Mecca, Asharq Al-Awsat – Saudi Arabia has expressed its concern about the safety of its diplomats working abroad following the killing of Saudi diplomat Khalaf Al Ali in Bangladesh earlier this week, particularly in light of the increasing number of attacks that have been carried out or uncovered targeting Saudi diplomats abroad in recent years.
In an exclusive interview with Asharq Al-Awsat, Saudi Foreign Ministry spokesman Ambassador Dr. Osama Naqli stressed that the Saudi Foreign Ministry is capable of protecting its diplomas and staff working abroad. He also revealed that the Saudi Foreign Ministry periodically sends “secret” instructions and precautions to its staff abroad to implement in order to protect themselves and their families. The Saudi Foreign Ministry official refused to disclose the nature of these “secret” instructions for fear of endangering the lives of Saudi diplomats working abroad.
Dr. Naqli asserted that diplomatic protection and security is usually provided by the country hosting the diplomats, stressing that this is a part of diplomatic traditional, in addition to the basis of a number of international agreements, that a country must provide protection to all foreign diplomats working on its soil. He added that Saudi security officers also operate within its embassies abroad, in coordination with the security authorities in the host country.
He refused to reveal the nature of the security precautions that Saudi diplomatic staff adopt when working abroad for fears that this could place Saudi diplomats and Foreign Ministry staff in danger. However Dr. Naqli did stress that if Saudi diplomats follow all these instructions and precautions then, God willing, they and their families would be less likely to be attacked.
As for whether Riyadh believes that its diplomats abroad are increasingly coming under threat, the Saudi Foreign Ministry official told Asharq Al-Awsat that “our effort to protect diplomats and staff at embassies abroad is intensive, and we continue to work on this in a manner based on strengthening our precautionary security measures.”
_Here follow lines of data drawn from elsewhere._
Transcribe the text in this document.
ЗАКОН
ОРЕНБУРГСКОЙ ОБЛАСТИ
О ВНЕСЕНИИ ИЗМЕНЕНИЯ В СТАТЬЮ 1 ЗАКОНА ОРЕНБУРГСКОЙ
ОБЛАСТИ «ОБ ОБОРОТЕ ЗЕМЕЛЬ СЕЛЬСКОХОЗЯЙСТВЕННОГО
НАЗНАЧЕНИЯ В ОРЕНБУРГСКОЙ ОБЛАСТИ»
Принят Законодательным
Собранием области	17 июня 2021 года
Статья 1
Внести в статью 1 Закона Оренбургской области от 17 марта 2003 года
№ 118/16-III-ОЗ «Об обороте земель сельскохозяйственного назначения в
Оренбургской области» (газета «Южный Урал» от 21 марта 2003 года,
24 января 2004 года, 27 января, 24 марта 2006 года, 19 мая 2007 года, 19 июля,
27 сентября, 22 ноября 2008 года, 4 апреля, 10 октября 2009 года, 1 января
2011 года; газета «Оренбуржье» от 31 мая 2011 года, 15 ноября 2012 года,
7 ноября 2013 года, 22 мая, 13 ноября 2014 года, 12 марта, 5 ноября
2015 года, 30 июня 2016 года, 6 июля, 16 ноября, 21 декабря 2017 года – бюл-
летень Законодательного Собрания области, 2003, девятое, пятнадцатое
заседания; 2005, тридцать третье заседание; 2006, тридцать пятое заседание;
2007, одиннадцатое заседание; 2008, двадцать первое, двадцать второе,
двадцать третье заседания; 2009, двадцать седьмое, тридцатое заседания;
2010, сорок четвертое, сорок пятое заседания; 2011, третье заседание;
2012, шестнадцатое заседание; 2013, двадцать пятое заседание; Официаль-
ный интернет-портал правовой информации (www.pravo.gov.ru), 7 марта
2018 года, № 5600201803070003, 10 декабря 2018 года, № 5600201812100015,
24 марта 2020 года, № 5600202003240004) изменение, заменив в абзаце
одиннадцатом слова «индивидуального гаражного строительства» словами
In response to a question whether Saudi Arabia has expanded the scope of its concern in light of the increasing targeting of Saudi diplomats abroad, Dr. Naqli stressed that Saudi Arabia – as a government and a people – is concerned and committed to the security of every single Saudi Arabian abroad, refusing to go into specifics.
The Saudi Foreign Ministry official also refused to speculate whether specific countries or parties are behind the targeting of Saudi diplomats abroad, preferring to wait until all the investigations are completed. As for the murder of Khalaf Al Ali, he said that the investigations are ongoing to uncover the circumstances and motive of this attack, refusing to engage in speculation on this in order not to prejudice the investigation.
The murder of Khalaf Al Ali prompted questions about the security of Saudi diplomats working abroad, particularly as there have been 23 separate attacks on Saudi diplomats in recent times, including shootings and explosions.
The most prominent Saudi diplomat to be targeted was Saudi ambassador to the US Adel al-Jubeir, after an assassination plot targeting him was uncovered last October by the FBI. US officials revealed that they had thwarted a major Iranian-backed assassination-for-hire plot targeting the Saudi ambassador to Washington. US Attorney General Eric Holder claimed that elements of the Iranian government directed the plot.
As for the most violent attack on Saudi diplomats in recent times, 3 Saudi diplomats were shot and killed in Bangkok in 1990, whilst a Saudi diplomat was also killed in Turkey in 1988. More recently, Saudi diplomat Hassan al-Qahtani was shot and killed in Karachi last year by elements of the Taliban.
For his part, Dr. Abdullah al-Buraidi, professor of organized behavior at Qassim University, told Asharq Al-Awsat that we have to ask certain important questions to uncover the truth behind these attacks on Saudi diplomats, such as: are Saudi diplomats being targeted in particular? If so, then why? Are diplomats targeted at specific times or in specific locations? What are the implications of this? How can we organize against such attacks, both in the short and long-term?
Al-Buraidi added “regardless of whether we agree or disagree that Saudi diplomats are being targeted, I believe that Saudi diplomatic missions must enjoy a complete and comprehensive package of security, and this is a shared responsibility between the Saudi government and the governments of the countries hosting Saudi diplomatic missions.:”
The university professor added “we stress the need for security education for members of diplomatic missions, and this is something that should be reflected in the [diplomatic] training program. More than this, such education should be viewed as a continuous learning process.”